Всё началось, когда он умер — страница 19 из 32

Катя сообразила, что вредный Журавлик был прав. Милая женщина принесла его домой, где было тепло и сытно. Он ее боготворил. И вдруг появилась чужая. Она посягала на их территорию, но хозяйка запрещала возмущаться. А потом исчезла. Наверняка без козней захватчицы не обошлось. Пес оказался в ее власти. Она стала подменять любимицу — кормила, гуляла. Но и орала на него, и газетой шлепала, и на улице зажимала под мышкой, когда он часами не желал затыкаться или хотел выпустить пар в битве с другой собакой. Больше некому было заставить его молча выносить несправедливость и горе. Дворянин взбунтовался по-настоящему. Он был готов погибнуть, облаивая и кусая источник своих бед. Не успел, самозванка дала ему мяса. Мяса! Прекрасное новое божество. Старое таких чудес не творило.

После булгаковского «Собачьего сердца» поразмышлять за непородистого пса у нас может каждый. А Катя еще и много общего нашла в своей и Журавлика судьбе. Но ей в голову не пришло дать ему то, чего ей не досталось. Вместо того чтобы дать ему мяса и накормить до отвала, Катя прочитала ему лекцию вроде тех, которыми регулярно воспитывал ее Андрей Валерьянович. Мол, никогда не пытайся получить все быстро и сразу, девочка. Это такая же трагедия, как и не получить ничего. Ну зачем тебе третьи сапоги? Разве фабрики прекращают существование? Нет, во множестве ежедневно разрабатывают новые модели и шьют обувь. Купим в следующем году, а в этом носи свои две пары с удовольствием. Как она злилась на престарелого любовника за нравоучения. Была уверена, что ему просто жалко денег. А теперь повела себя как он и не заметила этого. Более того, свято верила в то, что действует во благо неразумного зверя.

Один раз — случайность, два — закономерность. По поводу выгула Катя довела до сведения Журавлика:

— Тебе необходимо общение с воспитанными домашними собаками. Тоскуешь в четырех стенах один целый день. Потом слоняешься по надоевшему двору полчаса. Взбесишься от такого режима. Мне самой уже невмоготу. Значит, вечером идем на площадку. Во-первых, масса впечатлений по дороге. Во-вторых, будешь играть с чистыми здоровыми животными. Найдешь себе друзей, а если повезет, и невесту.

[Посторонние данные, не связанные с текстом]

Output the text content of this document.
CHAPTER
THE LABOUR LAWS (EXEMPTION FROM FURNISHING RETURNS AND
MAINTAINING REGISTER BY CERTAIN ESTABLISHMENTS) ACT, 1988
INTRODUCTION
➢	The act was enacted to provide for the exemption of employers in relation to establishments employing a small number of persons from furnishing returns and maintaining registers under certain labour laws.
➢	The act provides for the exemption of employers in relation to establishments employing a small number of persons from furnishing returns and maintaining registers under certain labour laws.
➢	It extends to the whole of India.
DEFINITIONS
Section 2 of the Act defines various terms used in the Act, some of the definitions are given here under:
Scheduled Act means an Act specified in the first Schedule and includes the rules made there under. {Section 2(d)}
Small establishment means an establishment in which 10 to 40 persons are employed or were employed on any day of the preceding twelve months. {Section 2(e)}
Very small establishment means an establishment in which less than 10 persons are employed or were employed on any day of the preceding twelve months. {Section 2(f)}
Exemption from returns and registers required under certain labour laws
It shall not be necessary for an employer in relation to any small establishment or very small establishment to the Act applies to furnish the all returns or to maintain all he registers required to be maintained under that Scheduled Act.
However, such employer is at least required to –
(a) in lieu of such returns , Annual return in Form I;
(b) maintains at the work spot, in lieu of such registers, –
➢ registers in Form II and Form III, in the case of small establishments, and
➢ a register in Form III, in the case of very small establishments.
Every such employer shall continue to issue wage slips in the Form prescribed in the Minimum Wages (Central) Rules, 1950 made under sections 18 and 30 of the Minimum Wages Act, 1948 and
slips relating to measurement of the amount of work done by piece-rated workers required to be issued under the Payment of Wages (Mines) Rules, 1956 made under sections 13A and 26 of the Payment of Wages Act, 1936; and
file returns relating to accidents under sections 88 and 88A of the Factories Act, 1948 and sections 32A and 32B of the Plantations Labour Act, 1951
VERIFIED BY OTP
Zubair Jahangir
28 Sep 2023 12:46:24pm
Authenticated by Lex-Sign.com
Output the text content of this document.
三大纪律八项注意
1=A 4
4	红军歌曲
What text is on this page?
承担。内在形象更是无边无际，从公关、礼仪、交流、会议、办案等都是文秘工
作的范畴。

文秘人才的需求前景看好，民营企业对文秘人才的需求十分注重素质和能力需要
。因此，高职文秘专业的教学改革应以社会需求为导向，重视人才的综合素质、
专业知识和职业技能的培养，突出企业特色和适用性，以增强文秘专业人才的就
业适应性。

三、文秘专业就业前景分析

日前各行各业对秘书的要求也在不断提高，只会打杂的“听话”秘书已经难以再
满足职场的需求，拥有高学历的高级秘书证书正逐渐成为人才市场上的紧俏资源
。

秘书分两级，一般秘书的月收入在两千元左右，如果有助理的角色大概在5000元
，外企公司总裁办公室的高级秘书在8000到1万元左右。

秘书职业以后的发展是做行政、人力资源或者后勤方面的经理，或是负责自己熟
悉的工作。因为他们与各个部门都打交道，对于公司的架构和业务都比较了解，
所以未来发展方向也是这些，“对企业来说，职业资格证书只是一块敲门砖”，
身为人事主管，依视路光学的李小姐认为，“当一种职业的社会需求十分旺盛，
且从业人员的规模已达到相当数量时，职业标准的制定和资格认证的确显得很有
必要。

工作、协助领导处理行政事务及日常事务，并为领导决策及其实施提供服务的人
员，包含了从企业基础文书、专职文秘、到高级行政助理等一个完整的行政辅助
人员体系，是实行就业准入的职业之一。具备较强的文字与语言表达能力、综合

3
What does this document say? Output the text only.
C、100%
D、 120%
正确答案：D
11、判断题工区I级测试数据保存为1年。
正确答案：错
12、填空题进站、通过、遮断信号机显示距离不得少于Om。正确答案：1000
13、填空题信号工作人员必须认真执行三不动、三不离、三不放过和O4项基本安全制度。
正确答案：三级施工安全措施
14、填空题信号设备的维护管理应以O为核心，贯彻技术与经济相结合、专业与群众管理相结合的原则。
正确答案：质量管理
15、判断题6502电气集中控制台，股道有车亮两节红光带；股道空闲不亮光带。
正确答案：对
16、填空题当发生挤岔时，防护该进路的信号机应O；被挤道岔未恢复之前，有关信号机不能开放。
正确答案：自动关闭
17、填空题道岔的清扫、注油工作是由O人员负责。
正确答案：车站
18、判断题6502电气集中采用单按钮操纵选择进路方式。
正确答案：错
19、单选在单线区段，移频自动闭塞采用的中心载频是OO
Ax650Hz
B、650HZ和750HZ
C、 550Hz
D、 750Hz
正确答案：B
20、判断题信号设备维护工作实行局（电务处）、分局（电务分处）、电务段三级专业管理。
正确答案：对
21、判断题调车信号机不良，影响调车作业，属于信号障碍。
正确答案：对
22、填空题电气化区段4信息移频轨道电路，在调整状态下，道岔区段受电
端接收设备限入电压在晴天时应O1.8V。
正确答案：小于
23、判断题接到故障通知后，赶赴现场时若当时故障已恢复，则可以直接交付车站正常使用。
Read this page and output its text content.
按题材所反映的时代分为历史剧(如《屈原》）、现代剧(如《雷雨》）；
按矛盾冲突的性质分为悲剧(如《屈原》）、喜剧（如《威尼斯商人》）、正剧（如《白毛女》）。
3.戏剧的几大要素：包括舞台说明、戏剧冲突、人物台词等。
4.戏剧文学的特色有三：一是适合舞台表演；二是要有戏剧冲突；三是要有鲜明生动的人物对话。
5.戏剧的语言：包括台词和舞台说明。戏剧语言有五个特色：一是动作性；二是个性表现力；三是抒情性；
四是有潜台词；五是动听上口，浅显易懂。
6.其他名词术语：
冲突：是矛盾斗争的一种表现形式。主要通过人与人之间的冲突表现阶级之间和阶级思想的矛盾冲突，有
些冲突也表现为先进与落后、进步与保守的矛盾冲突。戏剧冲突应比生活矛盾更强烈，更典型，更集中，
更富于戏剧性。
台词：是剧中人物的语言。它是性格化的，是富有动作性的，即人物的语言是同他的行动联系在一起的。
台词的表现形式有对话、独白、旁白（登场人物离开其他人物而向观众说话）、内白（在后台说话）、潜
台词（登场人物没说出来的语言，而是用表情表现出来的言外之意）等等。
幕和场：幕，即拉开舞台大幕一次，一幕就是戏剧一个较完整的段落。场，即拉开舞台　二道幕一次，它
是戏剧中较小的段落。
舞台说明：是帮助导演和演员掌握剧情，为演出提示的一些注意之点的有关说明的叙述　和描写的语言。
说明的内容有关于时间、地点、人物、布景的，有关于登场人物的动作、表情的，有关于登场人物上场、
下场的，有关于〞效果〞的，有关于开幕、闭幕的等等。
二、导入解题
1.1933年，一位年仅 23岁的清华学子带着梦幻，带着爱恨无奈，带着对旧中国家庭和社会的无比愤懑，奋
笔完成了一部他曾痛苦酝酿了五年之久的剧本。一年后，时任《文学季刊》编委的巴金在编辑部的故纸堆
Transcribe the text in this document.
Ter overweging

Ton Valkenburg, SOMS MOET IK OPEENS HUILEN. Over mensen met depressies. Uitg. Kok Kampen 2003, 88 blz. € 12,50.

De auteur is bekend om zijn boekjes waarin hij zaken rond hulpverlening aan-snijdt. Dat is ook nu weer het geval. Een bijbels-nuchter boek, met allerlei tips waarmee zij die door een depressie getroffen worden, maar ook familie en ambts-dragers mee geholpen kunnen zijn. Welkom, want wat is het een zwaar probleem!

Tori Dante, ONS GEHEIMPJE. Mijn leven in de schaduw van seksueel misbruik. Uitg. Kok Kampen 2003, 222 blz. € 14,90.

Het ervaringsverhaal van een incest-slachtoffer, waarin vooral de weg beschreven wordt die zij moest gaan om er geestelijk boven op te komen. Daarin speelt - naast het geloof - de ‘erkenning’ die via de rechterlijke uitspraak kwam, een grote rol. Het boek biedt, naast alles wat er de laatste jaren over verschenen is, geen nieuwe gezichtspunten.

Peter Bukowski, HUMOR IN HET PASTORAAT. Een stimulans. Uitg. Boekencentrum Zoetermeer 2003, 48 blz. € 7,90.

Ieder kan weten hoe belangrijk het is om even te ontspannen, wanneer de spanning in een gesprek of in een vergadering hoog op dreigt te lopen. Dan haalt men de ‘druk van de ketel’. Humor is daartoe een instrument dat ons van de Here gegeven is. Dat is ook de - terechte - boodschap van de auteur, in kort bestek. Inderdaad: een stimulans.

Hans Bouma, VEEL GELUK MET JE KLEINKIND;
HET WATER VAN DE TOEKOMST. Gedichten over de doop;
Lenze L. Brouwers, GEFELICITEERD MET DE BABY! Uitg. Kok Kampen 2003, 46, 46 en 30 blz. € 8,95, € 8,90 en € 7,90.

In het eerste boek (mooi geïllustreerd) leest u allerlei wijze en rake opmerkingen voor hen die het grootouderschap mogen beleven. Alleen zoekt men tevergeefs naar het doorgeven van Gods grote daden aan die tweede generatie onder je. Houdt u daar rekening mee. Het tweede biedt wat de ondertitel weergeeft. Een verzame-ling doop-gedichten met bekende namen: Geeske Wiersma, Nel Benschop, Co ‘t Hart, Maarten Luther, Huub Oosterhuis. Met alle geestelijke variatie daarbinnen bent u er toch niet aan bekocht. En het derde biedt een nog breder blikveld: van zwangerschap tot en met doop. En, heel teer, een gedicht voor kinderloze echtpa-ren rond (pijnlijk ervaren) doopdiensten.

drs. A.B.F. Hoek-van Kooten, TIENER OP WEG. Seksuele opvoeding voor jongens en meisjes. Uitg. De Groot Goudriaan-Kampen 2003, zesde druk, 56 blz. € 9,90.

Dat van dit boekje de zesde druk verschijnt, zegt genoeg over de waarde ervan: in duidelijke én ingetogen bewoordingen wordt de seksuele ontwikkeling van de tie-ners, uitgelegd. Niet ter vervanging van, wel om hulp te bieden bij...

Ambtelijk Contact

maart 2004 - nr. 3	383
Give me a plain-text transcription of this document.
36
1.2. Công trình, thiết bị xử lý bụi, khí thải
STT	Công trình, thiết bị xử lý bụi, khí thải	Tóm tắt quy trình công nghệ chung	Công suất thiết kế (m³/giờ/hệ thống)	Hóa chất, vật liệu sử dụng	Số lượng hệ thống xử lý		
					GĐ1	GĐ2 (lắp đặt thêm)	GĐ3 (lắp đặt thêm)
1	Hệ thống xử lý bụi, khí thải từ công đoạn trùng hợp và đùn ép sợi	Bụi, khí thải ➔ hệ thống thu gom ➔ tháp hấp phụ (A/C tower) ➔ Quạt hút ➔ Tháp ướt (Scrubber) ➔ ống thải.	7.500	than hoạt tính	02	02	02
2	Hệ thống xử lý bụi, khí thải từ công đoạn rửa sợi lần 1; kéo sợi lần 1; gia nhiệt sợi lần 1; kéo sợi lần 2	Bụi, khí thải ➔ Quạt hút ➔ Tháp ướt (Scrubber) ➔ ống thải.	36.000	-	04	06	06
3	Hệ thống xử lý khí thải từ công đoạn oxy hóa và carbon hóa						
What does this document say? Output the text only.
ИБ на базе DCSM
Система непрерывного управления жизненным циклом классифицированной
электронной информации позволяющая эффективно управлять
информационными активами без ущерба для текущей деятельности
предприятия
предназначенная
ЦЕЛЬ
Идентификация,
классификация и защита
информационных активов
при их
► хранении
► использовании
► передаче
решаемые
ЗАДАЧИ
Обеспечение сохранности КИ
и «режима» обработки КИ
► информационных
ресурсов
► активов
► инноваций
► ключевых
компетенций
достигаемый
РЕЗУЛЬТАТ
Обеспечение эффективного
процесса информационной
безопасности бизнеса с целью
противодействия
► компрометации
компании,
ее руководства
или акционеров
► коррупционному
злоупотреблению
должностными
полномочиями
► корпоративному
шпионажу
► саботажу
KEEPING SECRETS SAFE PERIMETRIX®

В стае ты не выжил бы, зато под присмотром людей никто не обидит.

Это было прямое цитирование Анны Юльевны и Аллы Павловны. Тоже внушали: общежитские хамки — не для тебя, ступай в безопасные места к ровесникам с пристойными увлечениями. А она сопротивлялась. А она доказывала, что быть лежачим камнем в текучей воде здорово. Но тут пожелала добра меньшему брату, и оказалось, то, что ей смерть, ему — самое то. Если бы у Кати были время и силы думать, она, глядишь, признала бы, что сама себе враг. Но, испугавшись своих недавних мыслей — жить незачем, — резво вытащила Журавлика из квартиры.

Чтобы добраться до собачьей площадки, надежно огороженного лет тридцать назад куска земли с мощными деревьями, надо было всего-то пересечь пару дворов. Смеркалось, освещение было не ахти, но Катя разглядела в противоположном от входа углу какую-то женщину с таксой. И распахнула высокую сетчатую калитку, тихо призвав Журавлика вести себя как надо и громко здороваясь.

— Привет, привет, новенькие! — бодро отозвалась завсегдатайница. — У вас мальчик, девочка?

— Мальчик.

— У меня тоже. Для таксы он не очень агрессивен, так что не бойтесь. Поладят. Сколько вашему?

— Два года.

— Моему четыре. Да смелее же! Мики, встречай… Как зовут?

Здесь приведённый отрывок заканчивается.